Strange as it may sound, notions of age are actually socially constructed. In some other cultures, a person’s birthday is based on date of conception, not on date of birth, according to which reckoning I am now 51, not 50. In other words, the answer to the question of how old I am isn’t fixed but actually depends on the cultural context within which the question is framed.
And 50 is only an approximation. I could add a certain number of months, weeks, hours, minutes and seconds to make it more precise but that still creates another difficulty. Firstly, it depends on at which specific moment in time I was technically ‘born’ as distinct from ‘not born’ and how accurate we want to make the measurement. This gets quite challenging mathematically.
The reason is that measuring time is a bit like measuring space, or distance. It’s difficult to get a precise reading because it assumes two clearly defined points, whether in time or space, and fixed units of measurement to measure the difference between them. Each unit, no matter how small, can be subdivided into smaller units which, when measuring time, weirdly makes age infinite.

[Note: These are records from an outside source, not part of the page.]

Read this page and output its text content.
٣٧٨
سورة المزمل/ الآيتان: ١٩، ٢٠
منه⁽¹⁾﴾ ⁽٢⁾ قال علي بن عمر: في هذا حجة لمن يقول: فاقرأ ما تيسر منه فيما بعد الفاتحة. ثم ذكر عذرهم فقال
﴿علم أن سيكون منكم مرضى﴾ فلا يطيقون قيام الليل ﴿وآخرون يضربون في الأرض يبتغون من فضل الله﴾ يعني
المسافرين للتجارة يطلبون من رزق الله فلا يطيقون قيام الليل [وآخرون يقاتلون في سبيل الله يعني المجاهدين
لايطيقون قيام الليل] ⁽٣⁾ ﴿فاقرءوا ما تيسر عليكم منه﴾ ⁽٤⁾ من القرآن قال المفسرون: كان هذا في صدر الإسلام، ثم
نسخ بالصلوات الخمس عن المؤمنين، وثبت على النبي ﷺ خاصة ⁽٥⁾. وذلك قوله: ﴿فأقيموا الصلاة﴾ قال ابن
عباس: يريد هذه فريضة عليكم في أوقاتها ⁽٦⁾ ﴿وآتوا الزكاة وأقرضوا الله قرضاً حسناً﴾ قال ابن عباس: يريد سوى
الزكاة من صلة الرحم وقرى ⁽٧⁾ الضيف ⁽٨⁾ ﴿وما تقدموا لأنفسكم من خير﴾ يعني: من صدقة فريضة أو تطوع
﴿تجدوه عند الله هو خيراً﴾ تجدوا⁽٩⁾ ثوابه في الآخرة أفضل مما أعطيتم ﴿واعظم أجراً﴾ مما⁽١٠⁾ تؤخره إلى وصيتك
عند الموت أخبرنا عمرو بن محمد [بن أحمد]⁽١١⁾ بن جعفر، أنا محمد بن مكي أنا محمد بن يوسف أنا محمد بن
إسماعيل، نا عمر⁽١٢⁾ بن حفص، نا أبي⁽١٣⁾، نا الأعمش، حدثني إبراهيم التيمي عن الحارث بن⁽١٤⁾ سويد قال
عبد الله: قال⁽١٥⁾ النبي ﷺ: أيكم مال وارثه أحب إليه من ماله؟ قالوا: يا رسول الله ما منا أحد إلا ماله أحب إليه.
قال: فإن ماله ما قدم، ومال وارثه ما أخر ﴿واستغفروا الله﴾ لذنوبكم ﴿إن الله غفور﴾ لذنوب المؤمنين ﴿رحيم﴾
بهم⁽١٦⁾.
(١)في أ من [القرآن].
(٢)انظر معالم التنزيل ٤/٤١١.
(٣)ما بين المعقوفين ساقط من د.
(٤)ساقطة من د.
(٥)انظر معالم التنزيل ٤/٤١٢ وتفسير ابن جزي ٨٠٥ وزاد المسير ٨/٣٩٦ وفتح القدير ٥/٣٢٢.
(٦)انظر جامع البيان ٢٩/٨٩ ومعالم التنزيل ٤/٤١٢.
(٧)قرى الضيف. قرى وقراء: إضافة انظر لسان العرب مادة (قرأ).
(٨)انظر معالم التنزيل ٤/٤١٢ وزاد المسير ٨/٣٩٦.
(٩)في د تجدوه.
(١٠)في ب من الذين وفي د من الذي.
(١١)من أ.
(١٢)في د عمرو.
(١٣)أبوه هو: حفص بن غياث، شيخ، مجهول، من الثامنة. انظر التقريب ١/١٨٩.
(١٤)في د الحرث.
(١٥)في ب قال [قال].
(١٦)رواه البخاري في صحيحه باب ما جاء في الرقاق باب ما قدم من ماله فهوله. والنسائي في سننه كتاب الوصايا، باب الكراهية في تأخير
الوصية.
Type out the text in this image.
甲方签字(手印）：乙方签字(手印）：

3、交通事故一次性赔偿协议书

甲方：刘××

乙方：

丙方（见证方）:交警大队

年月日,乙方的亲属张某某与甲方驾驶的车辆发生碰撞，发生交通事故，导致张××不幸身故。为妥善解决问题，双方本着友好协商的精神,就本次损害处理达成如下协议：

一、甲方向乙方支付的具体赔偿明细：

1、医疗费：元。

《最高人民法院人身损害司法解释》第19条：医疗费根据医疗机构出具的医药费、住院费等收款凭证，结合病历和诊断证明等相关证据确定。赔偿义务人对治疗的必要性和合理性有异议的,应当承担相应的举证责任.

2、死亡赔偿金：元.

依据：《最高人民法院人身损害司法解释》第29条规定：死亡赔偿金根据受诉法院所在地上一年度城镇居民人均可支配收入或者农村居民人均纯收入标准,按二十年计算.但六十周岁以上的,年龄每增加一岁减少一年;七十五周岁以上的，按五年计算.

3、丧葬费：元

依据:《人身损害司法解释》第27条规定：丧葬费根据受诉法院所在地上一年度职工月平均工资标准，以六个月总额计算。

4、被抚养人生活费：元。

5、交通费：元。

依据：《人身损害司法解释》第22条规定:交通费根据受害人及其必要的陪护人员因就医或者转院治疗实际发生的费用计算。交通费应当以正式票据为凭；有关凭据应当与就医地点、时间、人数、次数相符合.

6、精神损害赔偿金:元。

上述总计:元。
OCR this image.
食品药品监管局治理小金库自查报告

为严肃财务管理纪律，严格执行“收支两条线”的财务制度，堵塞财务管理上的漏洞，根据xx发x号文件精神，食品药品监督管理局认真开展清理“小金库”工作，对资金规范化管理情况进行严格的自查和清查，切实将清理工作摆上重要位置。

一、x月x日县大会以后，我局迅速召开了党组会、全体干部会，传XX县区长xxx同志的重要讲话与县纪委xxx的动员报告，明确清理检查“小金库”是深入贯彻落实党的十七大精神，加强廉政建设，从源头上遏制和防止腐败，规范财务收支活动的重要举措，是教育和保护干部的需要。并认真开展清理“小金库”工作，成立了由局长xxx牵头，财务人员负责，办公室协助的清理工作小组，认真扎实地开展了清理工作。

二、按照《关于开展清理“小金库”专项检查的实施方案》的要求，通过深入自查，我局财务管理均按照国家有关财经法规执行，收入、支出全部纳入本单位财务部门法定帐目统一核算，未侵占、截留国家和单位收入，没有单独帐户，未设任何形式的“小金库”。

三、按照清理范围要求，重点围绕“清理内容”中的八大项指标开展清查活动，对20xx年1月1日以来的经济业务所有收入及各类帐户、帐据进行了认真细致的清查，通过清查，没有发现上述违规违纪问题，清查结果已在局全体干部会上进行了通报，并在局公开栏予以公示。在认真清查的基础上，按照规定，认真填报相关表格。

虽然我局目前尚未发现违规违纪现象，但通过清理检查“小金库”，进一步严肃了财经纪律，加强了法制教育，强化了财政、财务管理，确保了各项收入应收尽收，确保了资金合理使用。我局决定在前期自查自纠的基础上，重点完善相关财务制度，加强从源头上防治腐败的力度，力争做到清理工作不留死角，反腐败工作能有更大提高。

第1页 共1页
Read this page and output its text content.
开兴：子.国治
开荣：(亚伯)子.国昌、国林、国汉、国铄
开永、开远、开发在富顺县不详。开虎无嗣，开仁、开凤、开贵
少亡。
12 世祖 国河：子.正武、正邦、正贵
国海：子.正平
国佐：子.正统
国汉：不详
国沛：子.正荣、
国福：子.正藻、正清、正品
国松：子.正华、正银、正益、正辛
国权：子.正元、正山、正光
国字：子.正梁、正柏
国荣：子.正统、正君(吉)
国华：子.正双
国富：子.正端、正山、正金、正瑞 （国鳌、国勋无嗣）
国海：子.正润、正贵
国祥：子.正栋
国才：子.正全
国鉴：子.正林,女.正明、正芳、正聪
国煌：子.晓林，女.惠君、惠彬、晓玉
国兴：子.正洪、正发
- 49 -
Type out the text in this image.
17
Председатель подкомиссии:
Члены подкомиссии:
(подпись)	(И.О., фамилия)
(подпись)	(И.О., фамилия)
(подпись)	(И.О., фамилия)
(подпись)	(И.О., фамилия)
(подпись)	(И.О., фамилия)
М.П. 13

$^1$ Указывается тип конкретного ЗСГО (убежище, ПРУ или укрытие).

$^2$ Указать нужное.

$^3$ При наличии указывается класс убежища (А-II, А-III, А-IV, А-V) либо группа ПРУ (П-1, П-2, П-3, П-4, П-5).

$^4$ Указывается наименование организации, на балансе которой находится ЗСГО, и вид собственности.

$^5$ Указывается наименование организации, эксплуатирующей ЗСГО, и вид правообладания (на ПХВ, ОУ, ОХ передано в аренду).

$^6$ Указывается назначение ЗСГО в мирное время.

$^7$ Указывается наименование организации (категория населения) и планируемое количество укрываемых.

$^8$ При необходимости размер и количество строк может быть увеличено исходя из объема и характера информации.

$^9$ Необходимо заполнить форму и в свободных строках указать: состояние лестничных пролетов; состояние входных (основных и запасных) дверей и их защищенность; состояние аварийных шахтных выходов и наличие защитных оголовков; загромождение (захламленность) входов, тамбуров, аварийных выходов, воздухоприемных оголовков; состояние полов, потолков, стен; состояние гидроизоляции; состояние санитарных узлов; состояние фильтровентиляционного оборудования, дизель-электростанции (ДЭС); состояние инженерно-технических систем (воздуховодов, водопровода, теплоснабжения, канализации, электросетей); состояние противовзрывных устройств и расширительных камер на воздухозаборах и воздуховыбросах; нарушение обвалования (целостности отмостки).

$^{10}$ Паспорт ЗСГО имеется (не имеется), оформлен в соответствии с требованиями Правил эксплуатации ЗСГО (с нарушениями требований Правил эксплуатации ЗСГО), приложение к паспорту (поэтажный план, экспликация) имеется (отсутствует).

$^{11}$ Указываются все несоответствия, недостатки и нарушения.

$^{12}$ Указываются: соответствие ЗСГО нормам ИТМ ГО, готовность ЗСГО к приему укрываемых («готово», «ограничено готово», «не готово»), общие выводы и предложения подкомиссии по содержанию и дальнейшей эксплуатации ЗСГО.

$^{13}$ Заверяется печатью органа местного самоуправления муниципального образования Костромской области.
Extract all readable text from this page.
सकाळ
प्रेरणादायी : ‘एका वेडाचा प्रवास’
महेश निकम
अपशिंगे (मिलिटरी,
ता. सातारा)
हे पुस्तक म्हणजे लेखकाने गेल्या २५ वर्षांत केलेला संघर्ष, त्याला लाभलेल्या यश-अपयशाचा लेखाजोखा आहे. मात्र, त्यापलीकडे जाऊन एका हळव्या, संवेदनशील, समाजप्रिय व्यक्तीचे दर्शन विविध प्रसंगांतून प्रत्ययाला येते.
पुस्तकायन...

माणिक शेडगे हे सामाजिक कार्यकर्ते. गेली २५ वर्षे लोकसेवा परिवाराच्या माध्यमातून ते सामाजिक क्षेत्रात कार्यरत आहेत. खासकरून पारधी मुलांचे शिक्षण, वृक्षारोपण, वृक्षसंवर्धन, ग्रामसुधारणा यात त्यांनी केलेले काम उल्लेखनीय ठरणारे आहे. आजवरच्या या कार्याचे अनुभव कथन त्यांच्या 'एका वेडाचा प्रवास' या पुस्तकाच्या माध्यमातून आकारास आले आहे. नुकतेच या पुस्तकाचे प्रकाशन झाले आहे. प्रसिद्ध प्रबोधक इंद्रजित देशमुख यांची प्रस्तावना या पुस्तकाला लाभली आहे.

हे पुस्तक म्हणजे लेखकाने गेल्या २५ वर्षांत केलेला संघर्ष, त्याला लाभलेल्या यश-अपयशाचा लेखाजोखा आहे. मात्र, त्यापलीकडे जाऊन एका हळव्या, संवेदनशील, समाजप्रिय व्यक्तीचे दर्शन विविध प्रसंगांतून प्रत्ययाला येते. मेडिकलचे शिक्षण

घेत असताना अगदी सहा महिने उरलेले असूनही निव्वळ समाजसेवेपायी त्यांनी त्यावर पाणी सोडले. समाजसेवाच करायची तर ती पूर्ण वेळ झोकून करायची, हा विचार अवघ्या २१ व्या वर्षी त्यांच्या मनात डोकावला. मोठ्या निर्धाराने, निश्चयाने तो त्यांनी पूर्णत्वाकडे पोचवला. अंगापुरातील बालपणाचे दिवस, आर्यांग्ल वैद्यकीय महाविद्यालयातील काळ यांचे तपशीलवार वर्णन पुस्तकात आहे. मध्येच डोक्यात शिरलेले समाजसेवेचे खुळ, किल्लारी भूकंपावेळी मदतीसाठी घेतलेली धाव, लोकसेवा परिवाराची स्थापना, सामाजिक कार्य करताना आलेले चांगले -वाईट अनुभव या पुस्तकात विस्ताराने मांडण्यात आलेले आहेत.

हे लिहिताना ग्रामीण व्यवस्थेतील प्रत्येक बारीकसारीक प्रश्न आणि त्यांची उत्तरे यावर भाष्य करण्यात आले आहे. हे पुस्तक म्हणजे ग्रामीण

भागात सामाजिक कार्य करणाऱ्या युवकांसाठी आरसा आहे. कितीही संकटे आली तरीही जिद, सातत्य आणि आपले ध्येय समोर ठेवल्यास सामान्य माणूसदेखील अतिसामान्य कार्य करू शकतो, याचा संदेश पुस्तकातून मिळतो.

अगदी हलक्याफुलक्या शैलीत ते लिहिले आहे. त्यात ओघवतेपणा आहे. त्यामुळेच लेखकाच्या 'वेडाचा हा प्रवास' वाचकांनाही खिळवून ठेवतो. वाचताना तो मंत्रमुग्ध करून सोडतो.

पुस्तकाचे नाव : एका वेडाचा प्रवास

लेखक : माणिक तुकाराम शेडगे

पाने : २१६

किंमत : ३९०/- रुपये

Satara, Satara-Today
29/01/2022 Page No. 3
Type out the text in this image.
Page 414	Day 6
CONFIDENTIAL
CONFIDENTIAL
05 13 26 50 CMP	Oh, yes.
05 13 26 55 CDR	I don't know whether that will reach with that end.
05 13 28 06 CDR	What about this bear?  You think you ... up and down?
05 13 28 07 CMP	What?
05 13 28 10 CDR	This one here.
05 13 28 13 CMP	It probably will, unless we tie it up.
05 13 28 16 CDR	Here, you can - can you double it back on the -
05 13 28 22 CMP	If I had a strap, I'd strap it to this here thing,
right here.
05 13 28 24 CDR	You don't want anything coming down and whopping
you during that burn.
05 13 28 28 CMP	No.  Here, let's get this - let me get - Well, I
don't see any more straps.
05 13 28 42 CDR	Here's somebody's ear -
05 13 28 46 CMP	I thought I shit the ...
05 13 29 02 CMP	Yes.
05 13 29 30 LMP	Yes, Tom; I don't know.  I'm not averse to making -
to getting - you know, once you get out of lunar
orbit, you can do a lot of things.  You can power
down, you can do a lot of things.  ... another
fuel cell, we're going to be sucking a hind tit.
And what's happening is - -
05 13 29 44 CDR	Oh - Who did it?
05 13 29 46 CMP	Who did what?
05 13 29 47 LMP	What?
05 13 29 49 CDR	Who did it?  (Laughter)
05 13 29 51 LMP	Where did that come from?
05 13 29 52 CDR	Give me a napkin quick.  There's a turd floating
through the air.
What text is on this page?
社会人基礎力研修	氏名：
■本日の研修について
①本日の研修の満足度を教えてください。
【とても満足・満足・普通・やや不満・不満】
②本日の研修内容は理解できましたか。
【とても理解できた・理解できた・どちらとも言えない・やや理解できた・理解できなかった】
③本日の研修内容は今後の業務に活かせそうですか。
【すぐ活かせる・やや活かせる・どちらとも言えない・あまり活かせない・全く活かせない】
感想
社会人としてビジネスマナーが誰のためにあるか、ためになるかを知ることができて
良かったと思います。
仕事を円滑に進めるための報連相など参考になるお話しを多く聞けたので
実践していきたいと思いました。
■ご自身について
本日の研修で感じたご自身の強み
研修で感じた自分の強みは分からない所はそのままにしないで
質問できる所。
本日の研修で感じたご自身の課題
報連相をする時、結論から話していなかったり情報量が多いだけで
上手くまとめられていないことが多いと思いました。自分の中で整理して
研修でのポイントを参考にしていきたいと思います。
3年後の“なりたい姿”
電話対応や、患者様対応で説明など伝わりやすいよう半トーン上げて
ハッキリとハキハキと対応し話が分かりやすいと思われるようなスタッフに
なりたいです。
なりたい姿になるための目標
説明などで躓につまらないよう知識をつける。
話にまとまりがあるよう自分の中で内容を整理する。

Now if that’s not hard enough to get our heads around, I will try to explain what I mean. We break down years into months, months into weeks, weeks into days, days into hours, hours into minutes, minutes into seconds etc. The fact is, however, that no matter how hard we try to measure my age, we could make it more accurate still by subdividing the units...indefinitely.
If that all sounds a bit pedantic, I want to raise another issue concerning age. Why do we use physical duration as the sole or primary determinant’? After all, this paradigm or emphasis is itself socially constructed. We could conceive, for instance, a culture within which physical age isn’t regarded as at all significant, but where other features or characteristics are.
In such an imagined culture, I could answer the question along the lines of, for instance, ‘I am 20 countries old’ (using number of places I’ve visited as the unit of measurement) or, ‘I am two children old’ (using number of offspring) or, ‘I am 15 places old’ (using number of places where I have lived) etc. The unit of measurement, although appearing self-evident, is culturally determined.
So what does all this point to? That reality isn’t always as fixed or straightforward as we naturally assume it to be, that there are multiple different ways of constructing the same experience or phenomenon, that our focus and way of seeing the world is shaped largely by culture, that exploring alternatives can free up fresh and exciting possibilities for thought, feeling and action.